I have just one quick observation, relative to the Wheat Board. We as an organization don't get involved in that. But the discussion I heard here reminded me of the old adage, maybe out in western Canada, that wheat looks to still be 13% protein and 87% politics.
On top of what I said earlier, wheat is only going to be introduced if the market is ready for it.
On what this technology has brought to the farmer, when the canola growers were before the committee on Bill C-474, Rick White, their executive director.... We can all trot studies out, but it's the farmer who really is the ultimate arbiter. His own comment was that relative to yields, there is a 30% to 40% increase with GMOs. I think he also went on to say, and I think you referenced it, that the hardiness in the face of sometimes harsh environmental conditions is when it really shines.
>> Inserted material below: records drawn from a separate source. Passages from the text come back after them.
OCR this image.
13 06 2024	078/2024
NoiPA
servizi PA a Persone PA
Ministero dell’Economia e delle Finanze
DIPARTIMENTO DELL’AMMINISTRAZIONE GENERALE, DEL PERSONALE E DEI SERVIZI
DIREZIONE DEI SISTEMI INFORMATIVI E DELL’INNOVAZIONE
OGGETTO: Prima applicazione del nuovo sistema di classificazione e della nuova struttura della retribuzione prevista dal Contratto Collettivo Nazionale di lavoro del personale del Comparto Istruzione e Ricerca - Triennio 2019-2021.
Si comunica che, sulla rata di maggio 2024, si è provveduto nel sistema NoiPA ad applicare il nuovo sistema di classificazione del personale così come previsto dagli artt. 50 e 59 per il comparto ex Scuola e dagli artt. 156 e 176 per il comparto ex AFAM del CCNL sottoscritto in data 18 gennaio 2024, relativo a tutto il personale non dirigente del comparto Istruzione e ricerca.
My final point, with respect to science and agricultural research and the farm community—and it goes back to the many careers I've had—is that the one constant with farmers is that they recognize the value of research, both from a publicly funded standpoint and a privately funded standpoint. They know, ultimately, the great benefits it brings. You can find studies that show that it is a 15-to-1 return or a 20-to-1 return.
I was at a meeting in Saskatoon the other day when the guru on the pulse stuff had numbers about the returns on pulses. Because of these innovations over the years, to grow the same amount of crop today as was grown in 1961, with those yields, we would have had to have maybe 250 million more acres in cultivation than we have today. It really speaks to innovation.
There are nine billion people and counting to feed. That's the challenge.